By Charles Wolfe
The Associated Press
FRANKFORT - Legislation for the state budget has become a strategic weapon, a tool for leverage, in an escalating battle for supremacy in the General Assembly.
The parties in power - Republicans in the Senate, Democrats in the House - guard the weapon jealously. In both chambers, the opposition minority is denied more than token input. Opposition amendments are not allowed.
The House and Senate called it quits a week ago, unable or unwilling to compromise on a budget bill.
The hang-up was not the mundane division and dispersal of money for the new biennium, which begins July 1. It was that the Senate's budget version, which Republican leaders kept under wraps until Day 57 of the 60-day session, contained a surprise - Gov. Ernie Fletcher's proposed tax plan.
Fletcher's plan was a combination of tax cuts and tax increases - cuts on businesses and personal income, and increases mainly on consumer products such as cigarettes, beer, liquor and wine and on satellite television services.
The plan was introduced in the House as a separate bill. The House's Democratic leadership suppressed it, so Senate Republicans tried to force it into the budget.
The precedent was set in 2002. The Senate held out for a budget that would do away with public financing of gubernatorial campaigns - a system that had been designed to make candidates accept spending limits and which handcuffed Republicans, who could raise more money.
Democrats refused. No budget was passed, and then-Gov. Paul Patton ran the state for nine months on an "executive spending plan."
But Republicans got an issue - "welfare for politicians" - and eventually got their way.
Now it's a legislative election year. The GOP is bent on gaining control of the House and completing its sweep. Knowing that, House Democratic leaders were determined to avoid a vote on Fletcher's tax plan, which they began calling "the Republican tax increase."

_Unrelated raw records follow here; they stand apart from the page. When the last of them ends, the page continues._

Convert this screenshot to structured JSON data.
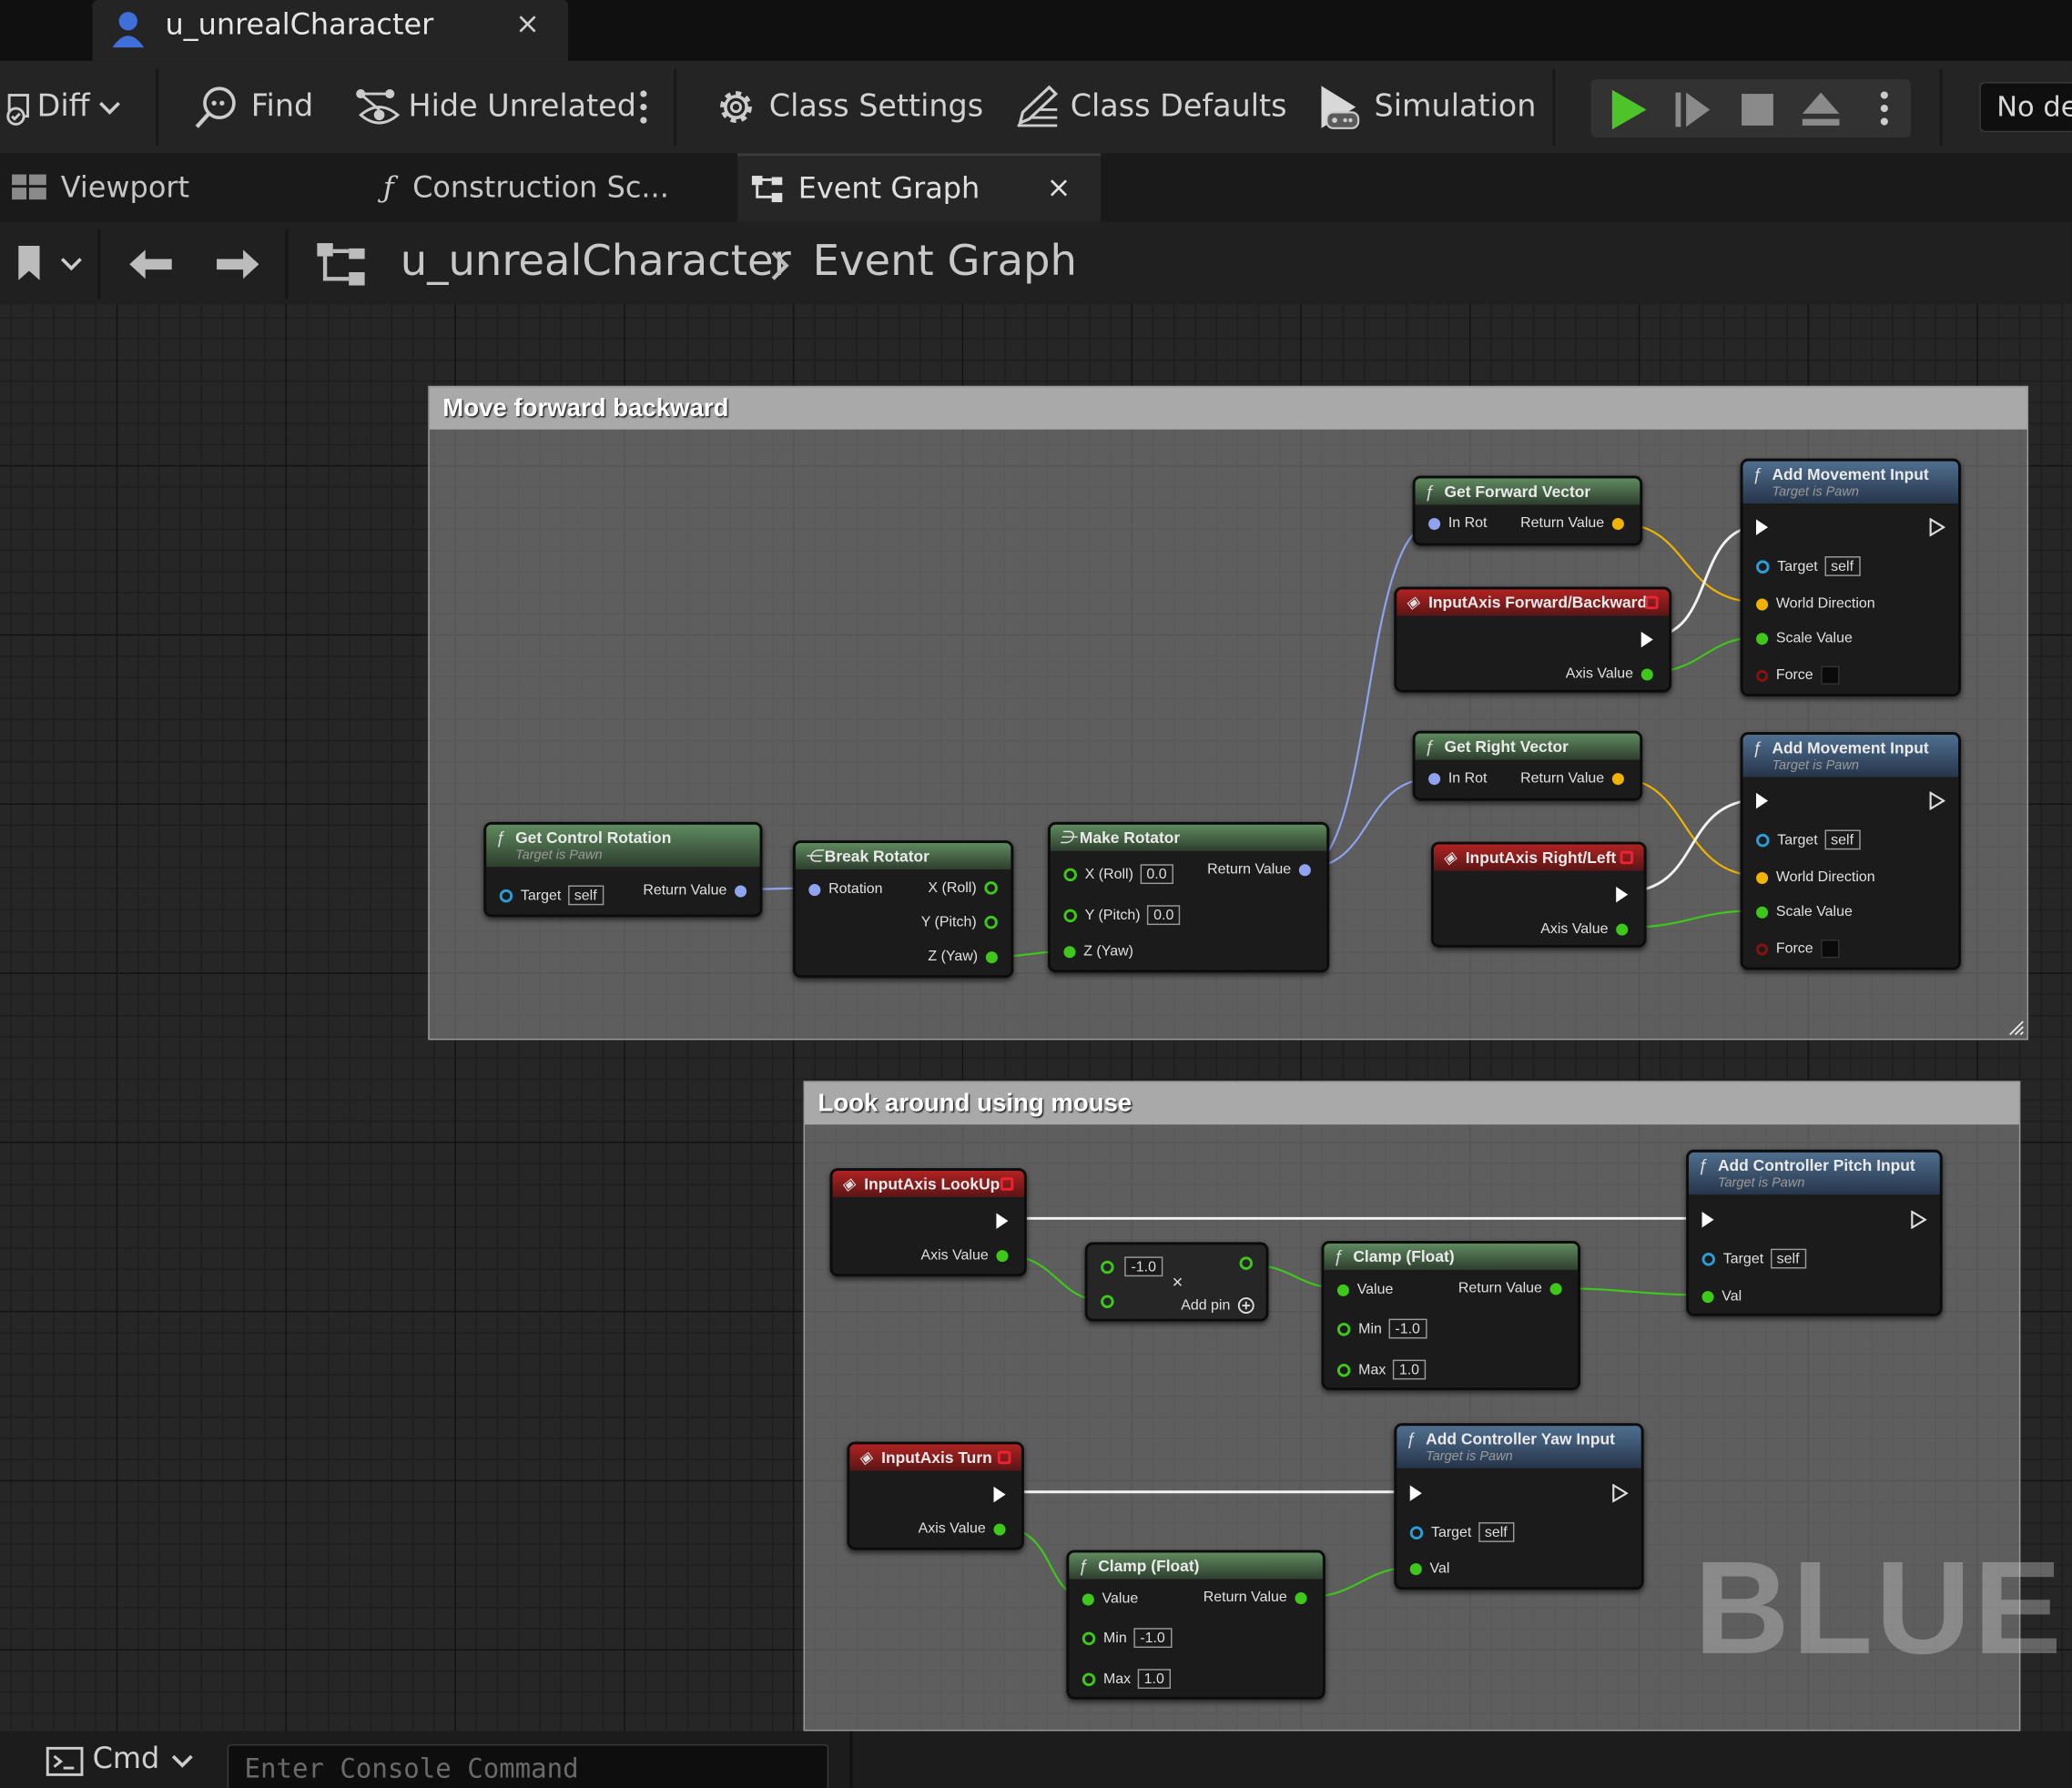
{
  "document_tab": {
    "title": "u_unrealCharacter",
    "close": "×"
  },
  "toolbar": {
    "diff": "Diff",
    "find": "Find",
    "hide_unrelated": "Hide Unrelated",
    "class_settings": "Class Settings",
    "class_defaults": "Class Defaults",
    "simulation": "Simulation",
    "debug_filter": "No de"
  },
  "tabs": [
    {
      "label": "Viewport"
    },
    {
      "label": "Construction Sc..."
    },
    {
      "label": "Event Graph",
      "close": "×"
    }
  ],
  "breadcrumb": {
    "root": "u_unrealCharacter",
    "current": "Event Graph"
  },
  "comments": {
    "move": "Move forward backward",
    "look": "Look around using mouse"
  },
  "nodes": {
    "get_control_rotation": {
      "title": "Get Control Rotation",
      "subtitle": "Target is Pawn",
      "target": "Target",
      "target_val": "self",
      "ret": "Return Value"
    },
    "break_rotator": {
      "title": "Break Rotator",
      "rotation": "Rotation",
      "x": "X (Roll)",
      "y": "Y (Pitch)",
      "z": "Z (Yaw)"
    },
    "make_rotator": {
      "title": "Make Rotator",
      "x": "X (Roll)",
      "x_val": "0.0",
      "y": "Y (Pitch)",
      "y_val": "0.0",
      "z": "Z (Yaw)",
      "ret": "Return Value"
    },
    "get_forward_vector": {
      "title": "Get Forward Vector",
      "in": "In Rot",
      "ret": "Return Value"
    },
    "input_fb": {
      "title": "InputAxis Forward/Backward",
      "axis": "Axis Value"
    },
    "add_move_1": {
      "title": "Add Movement Input",
      "subtitle": "Target is Pawn",
      "target": "Target",
      "target_val": "self",
      "world": "World Direction",
      "scale": "Scale Value",
      "force": "Force"
    },
    "get_right_vector": {
      "title": "Get Right Vector",
      "in": "In Rot",
      "ret": "Return Value"
    },
    "input_rl": {
      "title": "InputAxis Right/Left",
      "axis": "Axis Value"
    },
    "add_move_2": {
      "title": "Add Movement Input",
      "subtitle": "Target is Pawn",
      "target": "Target",
      "target_val": "self",
      "world": "World Direction",
      "scale": "Scale Value",
      "force": "Force"
    },
    "input_lookup": {
      "title": "InputAxis LookUp",
      "axis": "Axis Value"
    },
    "multiply": {
      "val": "-1.0",
      "add_pin": "Add pin"
    },
    "clamp_1": {
      "title": "Clamp (Float)",
      "value": "Value",
      "ret": "Return Value",
      "min": "Min",
      "min_val": "-1.0",
      "max": "Max",
      "max_val": "1.0"
    },
    "add_pitch": {
      "title": "Add Controller Pitch Input",
      "subtitle": "Target is Pawn",
      "target": "Target",
      "target_val": "self",
      "val": "Val"
    },
    "input_turn": {
      "title": "InputAxis Turn",
      "axis": "Axis Value"
    },
    "clamp_2": {
      "title": "Clamp (Float)",
      "value": "Value",
      "ret": "Return Value",
      "min": "Min",
      "min_val": "-1.0",
      "max": "Max",
      "max_val": "1.0"
    },
    "add_yaw": {
      "title": "Add Controller Yaw Input",
      "subtitle": "Target is Pawn",
      "target": "Target",
      "target_val": "self",
      "val": "Val"
    }
  },
  "watermark": "BLUEP",
  "console": {
    "cmd": "Cmd",
    "placeholder": "Enter Console Command"
  },
  "colors": {
    "accent_play": "#4fc32a",
    "struct_pin": "#8ea4f0",
    "vector_pin": "#f0b400",
    "float_pin": "#3ec81a",
    "object_pin": "#2a9ed8",
    "input_event": "#b02222"
  }
}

Fletcher, Senate President David Williams and other Republicans have been lashing the Democrats, especially House Speaker Jody Richards, as obstructionists. Fletcher said he intended to press that message far and wide. "The bottom line is, they voted against jobs for Kentucky," he said.
At the same time, Democrats have the Senate on record as voting for the tax plan. "I'm sure there will be lots of finger pointing on both sides," said Democratic Sen. Ed Worley of Richmond, the Senate minority leader. "But in the end, Democrats would not say 'yes' to the governor's tax increase."